Kim Myong-sik

Personal information
- Native name: 김명식
- Nationality: North Korean
- Born: 30 June 1969 (age 56)
- Weight: 52 kg (115 lb)

Sport
- Sport: Weightlifting
- Weight class: Flyweight

Medal record
Men's weightlifting
Representing North Korea
Asian Games
| Bronze medal – third place | 1990 Beijing | 52 kg |
East Asian Games
| Bronze medal – third place | 1993 Shanghai | 54 kg |

= Kim Myong-sik (weightlifter) =

North Korean weightlifter (born 1969)

Kim Myong-sik (born 30 June 1969) is a North Korean former weightlifter. He competed in the men's flyweight event at the 1992 Summer Olympics.

==Biography==
Kim was born on 30 June 1969 and grew up in North Korea. Measuring at 52 kg, he became a competitive weightlifter and was classified as a flyweight. He competed at the 1989 World Weightlifting Championships in Athens, Greece, where he placed seventh in the flyweight event, with a total score of 235 kg. He returned for the 1990 World Weightlifting Championships in Budapest, Hungary, where he won a silver medal in the clean and jerk event (with a lift of 137.5 kg) while finishing fourth overall, with a total of 239 kg.

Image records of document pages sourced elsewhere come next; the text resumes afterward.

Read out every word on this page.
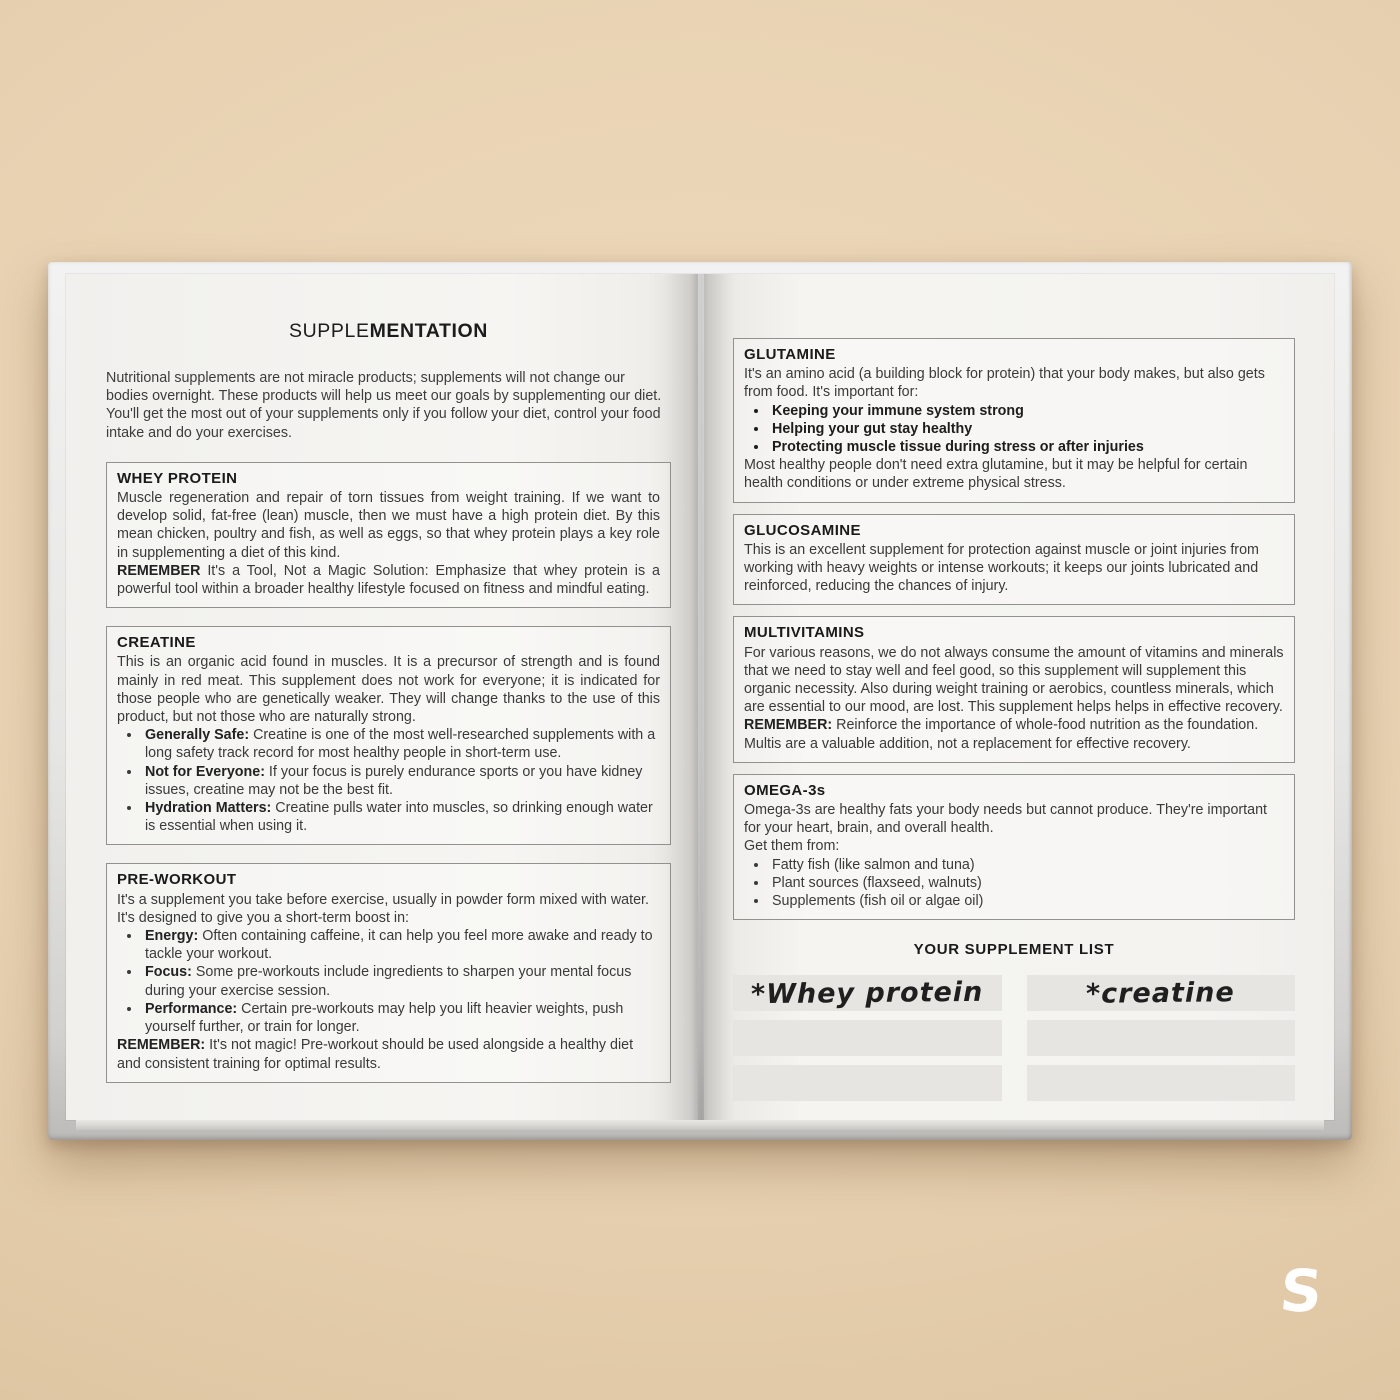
SUPPLEMENTATION

Nutritional supplements are not miracle products; supplements will not change our bodies overnight. These products will help us meet our goals by supplementing our diet.

You'll get the most out of your supplements only if you follow your diet, control your food intake and do your exercises.

WHEY PROTEIN

Muscle regeneration and repair of torn tissues from weight training. If we want to develop solid, fat-free (lean) muscle, then we must have a high protein diet. By this mean chicken, poultry and fish, as well as eggs, so that whey protein plays a key role in supplementing a diet of this kind.

REMEMBER It's a Tool, Not a Magic Solution: Emphasize that whey protein is a powerful tool within a broader healthy lifestyle focused on fitness and mindful eating.

CREATINE

This is an organic acid found in muscles. It is a precursor of strength and is found mainly in red meat. This supplement does not work for everyone; it is indicated for those people who are genetically weaker. They will change thanks to the use of this product, but not those who are naturally strong.

• Generally Safe: Creatine is one of the most well-researched supplements with a long safety track record for most healthy people in short-term use.
• Not for Everyone: If your focus is purely endurance sports or you have kidney issues, creatine may not be the best fit.
• Hydration Matters: Creatine pulls water into muscles, so drinking enough water is essential when using it.
PRE-WORKOUT

It's a supplement you take before exercise, usually in powder form mixed with water. It's designed to give you a short-term boost in:

• Energy: Often containing caffeine, it can help you feel more awake and ready to tackle your workout.
• Focus: Some pre-workouts include ingredients to sharpen your mental focus during your exercise session.
• Performance: Certain pre-workouts may help you lift heavier weights, push yourself further, or train for longer.

REMEMBER: It's not magic! Pre-workout should be used alongside a healthy diet and consistent training for optimal results.

GLUTAMINE

It's an amino acid (a building block for protein) that your body makes, but also gets from food. It's important for:

• Keeping your immune system strong
• Helping your gut stay healthy
• Protecting muscle tissue during stress or after injuries

Most healthy people don't need extra glutamine, but it may be helpful for certain health conditions or under extreme physical stress.

GLUCOSAMINE

This is an excellent supplement for protection against muscle or joint injuries from working with heavy weights or intense workouts; it keeps our joints lubricated and reinforced, reducing the chances of injury.

MULTIVITAMINS

For various reasons, we do not always consume the amount of vitamins and minerals that we need to stay well and feel good, so this supplement will supplement this organic necessity. Also during weight training or aerobics, countless minerals, which are essential to our mood, are lost. This supplement helps helps in effective recovery.

REMEMBER: Reinforce the importance of whole-food nutrition as the foundation. Multis are a valuable addition, not a replacement for effective recovery.

OMEGA-3s

Omega-3s are healthy fats your body needs but cannot produce. They're important for your heart, brain, and overall health.

Get them from:

• Fatty fish (like salmon and tuna)
• Plant sources (flaxseed, walnuts)
• Supplements (fish oil or algae oil)
YOUR SUPPLEMENT LIST
*Whey protein	*creatine
S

That year, Kim also competed at the Asian Games in Beijing, China, winning the overall bronze medal in his event. He competed at an international tournament in Australia in 1991, finishing second to Ivan Ivanov. He was selected to represent North Korea at the 1992 Summer Olympics in Barcelona, Spain, and competed in the flyweight event. He began with a placement of eighth in the clean and jerk portion of the event, with a lift of 105 kg, but then was unable to complete his attempted lifts in the snatch event and finished tied for last with the mark of "Did Not Finish". The following year, Kim competed at the inaugural East Asian Games in Shanghai, participating in the 54 kg class and winning bronze with a total of 257.5 kg, which was his last known appearance.